At the same time, local governments in Shenzhen and Wuxi were offering multimillion-yuan subsidies to companies building on the same platform. Tencent, Alibaba, Baidu, and MiniMax had all shipped OpenClaw-based products. MiniMax shares rose 640% in two months.
Kendra Schaefer, partner at Trivium China, told Bloomberg: "Chinese regulators typically respond with extraordinary speed to threats from emerging technologies, but the rate of adoption of OpenClaw and other agentic tools is still outpacing them."

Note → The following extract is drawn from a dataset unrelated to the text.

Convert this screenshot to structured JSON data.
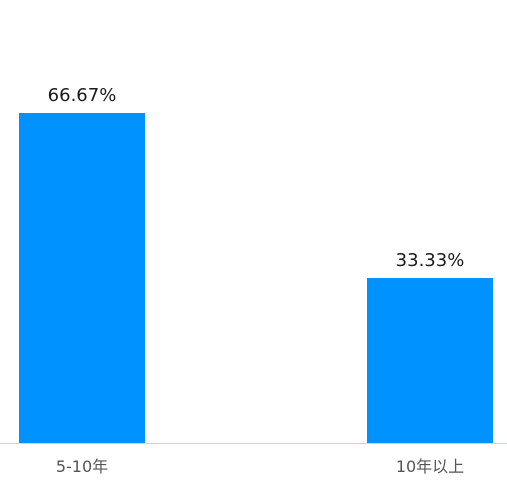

China, which has some of the most developed state capacity for technology regulation anywhere in the world, could not form a coherent position fast enough. The national government was restricting it while local governments were subsidizing it, simultaneously. The rest of the world is in the same position, just without the bans.
There is no established liability standard for when an agent acts outside a user's intent. There is no certification requirement before an AI system holds OAuth tokens for your inbox. There is no equivalent of PCI-DSS for agents handling personal data. NIST has an AI Agent Standards Initiative in early stages. OWASP has classified prompt injection as LLM01. The UK's NCSC has framed it as a "confused deputy" problem. None of this is implemented anywhere at the scale OpenClaw is already operating.

The question that matters

There is a version of this story where OpenClaw matures, the security ecosystem catches up, and it becomes what it was always meant to be: a genuinely useful assistant that handles the tedious parts of digital life. That is plausible.
But something has already happened that will not un-happen. Millions of people installed an AI agent with broad system access, most without understanding the threat model, and the world got a clear view of what happens when agentic AI spreads before the governance does.

The window we have now, where agentic AI is still mostly used by technically adventurous people who understand at least part of the risk, will not stay open. The tools are getting easier to install. The demos are getting more compelling.

OpenClaw did not create the agentic AI era. It just arrived early enough that we could watch, in real time, what it looks like when capability outpaces the systems meant to govern it.